Je ne dois cependant pas omettre d’indiquer une autre explication qu’il serait possible de proposer pour le composé pratîtya samutpâda. Au premier abord on serait tenté d’y voir le mot pratîti, « notion, croyance, » pris en ce sens, que la croyance dont il s’agit est fausse, ou seulement admise par l’esprit, sans que pour cela l’existence de la réalité sur laquelle porte cette croyance soit aucunement prouvée. On couperait donc le composé de cette manière, pratîti asamutpâda ; et alors asamutpâda signifierait « la non-production. » Mais comme il ne peut y avoir de négation ici, il faut bien admettre avec les Buddhistes du Népâl et ceux de Ceylan que pratîtya, et non pratîti, forme la première partie du composé. Toutefois, ici encore, le sens généralement admis pour pratîti pourrait, ce me semble, s’appliquer à pratîtya ; et rien n’empêcherait qu’on ne traduisît l’expression pratîtya samutpâda de cette manière, « la production complète de ce qui a pour origine l’opinion, » c’est-à-dire la croyance erronée à la réalité des choses. C’est dans ce sens que paraît l’avoir entendu l’un des commentateurs de la Rakchâ bhagavatî des Népâlais, cité par M. Hodgson au nombre des autorités alléguées par lui en faveur de son exposé du Buddhisme ; voici les propres termes dont il se sert : The being of all things is derived front belief, reliance [pratyaya], in this order: from false knowledge, delusive impression, etc.[1] La suite donne l’énumération des douze causes citées plus haut d’après Clough, et sur lesquelles je vais rapporter un texte original. Ce qu’il importe de constater en ce moment, c’est que si le commentateur Népâlais qu’a cité M. Hodgson n’emploie pas le mot pratîtya, il s’est servi d’un terme qui en est bien voisin, je veux dire de pratyaya, qui a la même origine, c’est-à-dire qui vient comme pratîtya de la préposition prati jointe à un radical signifiant aller. Or si pratyaya, qui signifie cause prochaine, origine, a aussi le sens de croyance, opinion, confiance, ce dernier groupe de significations peut également appartenir au mot pratitya, auquel il semble bien difficile de refuser le sens de cause.

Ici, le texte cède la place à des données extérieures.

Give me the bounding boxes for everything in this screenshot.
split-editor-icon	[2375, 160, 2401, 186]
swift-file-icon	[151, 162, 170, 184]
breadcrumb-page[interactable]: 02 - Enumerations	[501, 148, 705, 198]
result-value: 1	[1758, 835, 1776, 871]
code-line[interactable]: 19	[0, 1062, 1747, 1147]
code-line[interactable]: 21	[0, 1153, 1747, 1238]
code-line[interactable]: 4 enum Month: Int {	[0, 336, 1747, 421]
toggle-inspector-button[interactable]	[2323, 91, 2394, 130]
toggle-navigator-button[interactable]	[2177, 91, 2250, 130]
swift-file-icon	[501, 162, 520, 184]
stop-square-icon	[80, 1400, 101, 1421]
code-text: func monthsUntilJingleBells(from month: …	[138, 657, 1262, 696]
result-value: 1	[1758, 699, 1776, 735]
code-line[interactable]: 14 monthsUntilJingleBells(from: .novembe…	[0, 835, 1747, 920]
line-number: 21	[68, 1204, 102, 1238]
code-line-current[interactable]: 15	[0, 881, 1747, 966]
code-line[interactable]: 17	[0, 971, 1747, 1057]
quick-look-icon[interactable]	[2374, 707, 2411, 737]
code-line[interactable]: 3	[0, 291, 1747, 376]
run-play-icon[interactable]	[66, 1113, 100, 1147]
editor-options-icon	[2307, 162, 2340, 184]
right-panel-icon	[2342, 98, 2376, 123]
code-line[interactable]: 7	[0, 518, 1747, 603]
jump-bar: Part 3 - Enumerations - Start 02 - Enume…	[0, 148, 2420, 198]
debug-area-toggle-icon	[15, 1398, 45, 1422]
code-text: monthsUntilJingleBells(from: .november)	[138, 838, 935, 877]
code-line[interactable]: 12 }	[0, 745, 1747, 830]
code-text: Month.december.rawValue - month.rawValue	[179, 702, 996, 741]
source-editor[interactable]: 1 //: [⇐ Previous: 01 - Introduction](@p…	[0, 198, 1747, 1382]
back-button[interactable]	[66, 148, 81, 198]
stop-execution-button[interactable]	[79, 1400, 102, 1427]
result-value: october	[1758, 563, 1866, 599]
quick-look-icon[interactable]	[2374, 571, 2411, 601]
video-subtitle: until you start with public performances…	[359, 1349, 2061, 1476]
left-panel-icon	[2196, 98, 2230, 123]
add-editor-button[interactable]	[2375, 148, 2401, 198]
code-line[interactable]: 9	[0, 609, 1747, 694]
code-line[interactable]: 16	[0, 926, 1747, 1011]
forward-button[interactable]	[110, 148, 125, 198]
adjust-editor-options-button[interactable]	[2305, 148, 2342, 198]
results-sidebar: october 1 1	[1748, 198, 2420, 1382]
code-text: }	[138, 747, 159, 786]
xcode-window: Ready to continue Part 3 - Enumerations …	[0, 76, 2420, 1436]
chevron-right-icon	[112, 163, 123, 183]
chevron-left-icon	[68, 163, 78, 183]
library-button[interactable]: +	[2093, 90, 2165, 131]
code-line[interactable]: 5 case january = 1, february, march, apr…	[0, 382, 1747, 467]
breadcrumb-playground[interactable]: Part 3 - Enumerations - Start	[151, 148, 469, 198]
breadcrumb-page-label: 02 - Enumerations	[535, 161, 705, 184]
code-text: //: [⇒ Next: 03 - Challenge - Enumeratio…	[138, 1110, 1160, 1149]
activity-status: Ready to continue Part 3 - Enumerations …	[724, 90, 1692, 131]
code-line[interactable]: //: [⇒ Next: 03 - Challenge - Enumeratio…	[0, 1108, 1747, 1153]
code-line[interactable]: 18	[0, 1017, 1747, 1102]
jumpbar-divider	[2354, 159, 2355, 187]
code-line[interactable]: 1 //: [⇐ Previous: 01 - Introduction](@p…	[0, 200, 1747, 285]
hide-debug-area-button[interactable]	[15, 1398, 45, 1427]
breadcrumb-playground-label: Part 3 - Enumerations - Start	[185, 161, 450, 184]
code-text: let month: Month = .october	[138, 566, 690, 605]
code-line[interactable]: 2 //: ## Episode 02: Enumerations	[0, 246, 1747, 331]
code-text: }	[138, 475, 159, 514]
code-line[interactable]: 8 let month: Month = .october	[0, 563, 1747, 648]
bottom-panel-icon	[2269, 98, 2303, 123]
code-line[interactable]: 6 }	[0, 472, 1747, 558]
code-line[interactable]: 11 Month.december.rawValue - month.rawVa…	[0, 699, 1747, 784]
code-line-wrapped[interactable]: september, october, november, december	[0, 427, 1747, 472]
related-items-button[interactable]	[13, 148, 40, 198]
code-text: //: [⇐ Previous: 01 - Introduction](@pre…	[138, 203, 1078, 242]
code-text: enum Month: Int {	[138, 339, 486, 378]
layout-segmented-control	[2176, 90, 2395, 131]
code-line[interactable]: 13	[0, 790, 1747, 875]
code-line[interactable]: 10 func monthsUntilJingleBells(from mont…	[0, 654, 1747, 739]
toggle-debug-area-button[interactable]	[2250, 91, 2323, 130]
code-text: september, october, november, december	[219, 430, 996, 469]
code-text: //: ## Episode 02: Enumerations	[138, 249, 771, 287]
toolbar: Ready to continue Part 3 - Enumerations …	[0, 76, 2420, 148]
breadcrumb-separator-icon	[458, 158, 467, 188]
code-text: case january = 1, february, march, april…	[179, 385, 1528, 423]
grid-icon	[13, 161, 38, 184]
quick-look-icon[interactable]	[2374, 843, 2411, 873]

De toute manière cette dernière interprétation ne modifierait que très-peu la valeur de l’expression pratîtya samutpâda. Elle diffère de la première en ce sens seulement, que le pratîtya, et suivant le commentateur de M. Hodgson, le pratyaya, c’est-à-dire, « l’opinion, la croyance, la confiance, » en d’autres termes, la croyance à la réalité du monde, est la cause première du développement des douze conditions de l’énumération, tandis que, d’après la première explication, le pratyaya ou plutôt les pratyayas sont la dénomination commune de chacune de ces douze conditions, considérées comme effets et comme causes successives les unes des autres.

Je terminerai cette note par la traduction d’un sutta pâli du Digha nikâya, qui fera voir de quelle manière les Buddhistes du Sud se figurent que Çâkyamuni enseignait la doctrine de l’enchaînement successif des causes de l’existence. Il est intitulé dans mon manuscrit Mahânidâna sutta, « Le Sutta des grands nidânas ou causes[2]. « Je le donne dans son entier, et sans rien retrancher des répétitions qui, selon les habitudes de notre exposition européenne, en ralentissent singulièrement la marche : il m’a semblé que le lecteur ne serait pas fâché de juger par un exemple de plus de la méthode attribuée au fondateur du Buddhisme par ses premiers disciples.

  1. Hodgson, Quotat. dans Journ. as. Soc. of Beng. etc. t. V, p. 78.
  2. Dîgha nikâya, f. 78 a et suiv.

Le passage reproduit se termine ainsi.